New Porsche 911 GT3 Might Have Race Car Rear Wing
25 August 2020 - motor1
There's some solid science behind this.
With more manufacturers starting to resume manufacturing and design operations across the globe, Porsche looks to have some big plans for the upcoming year. While the Taycan Cross Turismo is pretty cool, it's the new Porsche 911 GT3 that we're all very excited about. With a reveal that was supposed to happen at the canceled 2021 Geneva Motor Show, Which Car Australia has picked up on some news of a most likely Q1 2021 launch. While a date is good, what's even better is that there's more info pointing towards a faster, lighter, and rawer Porsche 911 GT3 than ever before. Much of which is due in no small part to some radical aero.
No doubt you've already seen some spy shots and video of the next Porsche 911 GT3 doing some circuit testing around the Nürburgring Grand Prix Circuit. Sure, these cars are usually covered to the extreme with all the camouflage to hide the details, but the new rear aero is clear as day. Whether this is standard on the GT3 or is part of an optional package, this new GT-inspired wing has its uses. Called a swan-neck rear wing, it does away with posts mounted to the underside, adopting a top mounting design instead.

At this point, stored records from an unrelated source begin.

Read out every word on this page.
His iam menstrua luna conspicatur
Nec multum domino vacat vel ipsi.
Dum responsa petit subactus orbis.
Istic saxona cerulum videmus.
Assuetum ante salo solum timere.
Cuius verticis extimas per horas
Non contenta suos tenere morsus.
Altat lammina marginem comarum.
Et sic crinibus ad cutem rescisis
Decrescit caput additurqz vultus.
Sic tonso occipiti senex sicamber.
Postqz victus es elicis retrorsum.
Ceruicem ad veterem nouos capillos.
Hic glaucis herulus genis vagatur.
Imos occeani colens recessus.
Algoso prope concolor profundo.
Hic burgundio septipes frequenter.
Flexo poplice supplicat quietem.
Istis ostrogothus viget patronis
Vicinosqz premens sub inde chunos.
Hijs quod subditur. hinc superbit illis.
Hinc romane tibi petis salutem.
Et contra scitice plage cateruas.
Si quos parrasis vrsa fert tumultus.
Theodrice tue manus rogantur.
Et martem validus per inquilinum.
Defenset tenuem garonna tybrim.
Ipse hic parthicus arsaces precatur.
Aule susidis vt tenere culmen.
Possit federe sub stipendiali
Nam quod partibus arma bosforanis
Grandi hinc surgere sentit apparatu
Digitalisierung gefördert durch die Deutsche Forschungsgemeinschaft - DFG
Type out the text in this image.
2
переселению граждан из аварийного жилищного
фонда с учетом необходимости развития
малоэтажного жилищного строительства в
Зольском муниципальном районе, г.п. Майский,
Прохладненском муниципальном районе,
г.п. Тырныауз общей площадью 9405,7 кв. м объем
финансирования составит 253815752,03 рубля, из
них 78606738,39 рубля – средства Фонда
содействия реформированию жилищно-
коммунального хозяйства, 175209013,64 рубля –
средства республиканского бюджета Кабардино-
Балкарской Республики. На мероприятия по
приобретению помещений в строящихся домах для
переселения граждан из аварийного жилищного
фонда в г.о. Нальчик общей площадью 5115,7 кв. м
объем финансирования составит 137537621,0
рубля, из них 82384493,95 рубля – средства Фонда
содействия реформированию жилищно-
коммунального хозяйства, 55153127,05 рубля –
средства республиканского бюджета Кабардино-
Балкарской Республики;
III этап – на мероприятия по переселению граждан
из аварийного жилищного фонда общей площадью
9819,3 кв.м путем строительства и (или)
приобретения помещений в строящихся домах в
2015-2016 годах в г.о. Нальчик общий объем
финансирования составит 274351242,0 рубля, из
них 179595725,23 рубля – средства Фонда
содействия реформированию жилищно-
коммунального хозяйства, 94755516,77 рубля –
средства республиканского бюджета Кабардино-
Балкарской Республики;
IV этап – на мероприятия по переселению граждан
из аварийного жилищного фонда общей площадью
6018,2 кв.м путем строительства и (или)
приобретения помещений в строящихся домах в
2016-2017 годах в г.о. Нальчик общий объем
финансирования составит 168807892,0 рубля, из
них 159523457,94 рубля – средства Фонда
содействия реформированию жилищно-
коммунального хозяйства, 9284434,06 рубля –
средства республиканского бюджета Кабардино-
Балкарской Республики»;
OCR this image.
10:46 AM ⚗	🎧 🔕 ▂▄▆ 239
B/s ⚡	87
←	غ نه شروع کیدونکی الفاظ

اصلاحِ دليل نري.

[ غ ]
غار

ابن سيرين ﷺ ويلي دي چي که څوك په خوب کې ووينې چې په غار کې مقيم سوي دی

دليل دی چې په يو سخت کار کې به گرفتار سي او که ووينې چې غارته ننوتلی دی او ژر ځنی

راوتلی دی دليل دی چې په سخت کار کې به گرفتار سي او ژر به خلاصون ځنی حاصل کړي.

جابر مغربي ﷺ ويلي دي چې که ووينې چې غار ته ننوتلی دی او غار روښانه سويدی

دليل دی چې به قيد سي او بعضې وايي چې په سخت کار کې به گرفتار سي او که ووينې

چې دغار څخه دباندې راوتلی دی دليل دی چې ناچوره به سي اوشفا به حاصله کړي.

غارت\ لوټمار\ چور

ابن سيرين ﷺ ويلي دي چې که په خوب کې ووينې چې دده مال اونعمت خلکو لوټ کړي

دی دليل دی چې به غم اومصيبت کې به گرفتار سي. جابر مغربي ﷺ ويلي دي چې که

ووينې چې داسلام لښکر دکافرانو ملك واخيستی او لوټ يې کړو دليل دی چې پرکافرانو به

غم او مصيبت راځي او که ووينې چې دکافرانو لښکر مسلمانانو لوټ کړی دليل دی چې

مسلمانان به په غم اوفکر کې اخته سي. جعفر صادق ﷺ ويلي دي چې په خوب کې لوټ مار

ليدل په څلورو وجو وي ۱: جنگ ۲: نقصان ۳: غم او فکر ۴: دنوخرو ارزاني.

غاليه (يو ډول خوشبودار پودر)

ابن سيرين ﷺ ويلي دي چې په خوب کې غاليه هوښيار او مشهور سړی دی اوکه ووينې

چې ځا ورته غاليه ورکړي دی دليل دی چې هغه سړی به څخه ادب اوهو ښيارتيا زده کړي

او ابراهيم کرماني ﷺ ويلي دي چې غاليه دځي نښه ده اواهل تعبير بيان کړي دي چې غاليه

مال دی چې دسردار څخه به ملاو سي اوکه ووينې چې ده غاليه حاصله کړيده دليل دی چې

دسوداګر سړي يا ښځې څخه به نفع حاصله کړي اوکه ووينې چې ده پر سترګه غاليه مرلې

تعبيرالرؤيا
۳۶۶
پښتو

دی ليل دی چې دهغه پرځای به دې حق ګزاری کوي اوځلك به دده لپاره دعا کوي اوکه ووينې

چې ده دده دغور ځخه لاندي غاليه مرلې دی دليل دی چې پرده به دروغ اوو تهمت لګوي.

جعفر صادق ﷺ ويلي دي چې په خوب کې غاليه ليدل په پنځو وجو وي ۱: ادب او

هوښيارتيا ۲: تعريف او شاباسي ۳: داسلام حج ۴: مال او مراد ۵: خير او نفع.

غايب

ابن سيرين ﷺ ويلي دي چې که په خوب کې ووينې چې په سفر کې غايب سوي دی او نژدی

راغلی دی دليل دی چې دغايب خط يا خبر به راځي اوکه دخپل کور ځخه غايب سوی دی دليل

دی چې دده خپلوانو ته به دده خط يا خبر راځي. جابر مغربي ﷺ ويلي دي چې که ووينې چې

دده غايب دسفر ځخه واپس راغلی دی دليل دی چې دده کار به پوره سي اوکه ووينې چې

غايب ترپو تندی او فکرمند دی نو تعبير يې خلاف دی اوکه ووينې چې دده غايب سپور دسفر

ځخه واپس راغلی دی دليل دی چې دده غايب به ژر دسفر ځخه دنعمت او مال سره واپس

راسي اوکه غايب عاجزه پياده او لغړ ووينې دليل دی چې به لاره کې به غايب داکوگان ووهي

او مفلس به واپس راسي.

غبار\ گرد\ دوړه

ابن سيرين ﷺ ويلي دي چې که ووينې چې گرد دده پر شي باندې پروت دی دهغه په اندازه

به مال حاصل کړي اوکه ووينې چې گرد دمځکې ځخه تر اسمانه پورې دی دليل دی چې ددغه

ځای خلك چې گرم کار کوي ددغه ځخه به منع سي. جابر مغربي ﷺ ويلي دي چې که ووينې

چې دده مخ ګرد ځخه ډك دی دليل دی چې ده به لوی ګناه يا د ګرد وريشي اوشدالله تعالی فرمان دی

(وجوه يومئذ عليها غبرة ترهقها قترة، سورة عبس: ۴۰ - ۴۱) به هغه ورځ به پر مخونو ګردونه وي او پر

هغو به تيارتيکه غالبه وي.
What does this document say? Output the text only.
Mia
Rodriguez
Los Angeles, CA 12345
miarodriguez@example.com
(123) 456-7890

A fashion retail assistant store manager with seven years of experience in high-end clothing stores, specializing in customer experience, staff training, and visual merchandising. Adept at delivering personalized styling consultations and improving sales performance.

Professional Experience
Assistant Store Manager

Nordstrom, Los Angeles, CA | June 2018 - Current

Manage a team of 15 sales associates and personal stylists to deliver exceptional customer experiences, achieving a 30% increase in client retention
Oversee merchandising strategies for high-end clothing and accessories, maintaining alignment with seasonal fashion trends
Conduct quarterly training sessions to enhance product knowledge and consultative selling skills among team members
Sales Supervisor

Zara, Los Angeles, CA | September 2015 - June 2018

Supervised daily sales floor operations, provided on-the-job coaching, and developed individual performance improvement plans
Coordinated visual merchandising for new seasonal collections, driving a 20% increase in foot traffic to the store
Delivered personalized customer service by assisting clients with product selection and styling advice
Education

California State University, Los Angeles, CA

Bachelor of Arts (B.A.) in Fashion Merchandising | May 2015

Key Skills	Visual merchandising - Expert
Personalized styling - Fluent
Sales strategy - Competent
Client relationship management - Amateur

Take this excerpt from the article posted on Which Car Australia: "Ever wondered why aircraft sling the engines under the wing instead of on top? That's because, on a plane, the top side of the wing is the important part, speeding the air, creating low pressure, and thus lift. That area needs to be uninterrupted. Think of a racing car wing as an inverted aircraft wing and you begin to wonder why it took so long for items with unencumbered undersides to appear."
This design came into use when racing rules and regulations were limiting the sizes of rear aero. The swan-neck design regains almost 50 percent of lost downforce when compared to a larger wing, despite being smaller in chord and width. While the actual production car will probably not have the same level of aggression found in the Porsche 911 RSR GT car, the gains should be similar.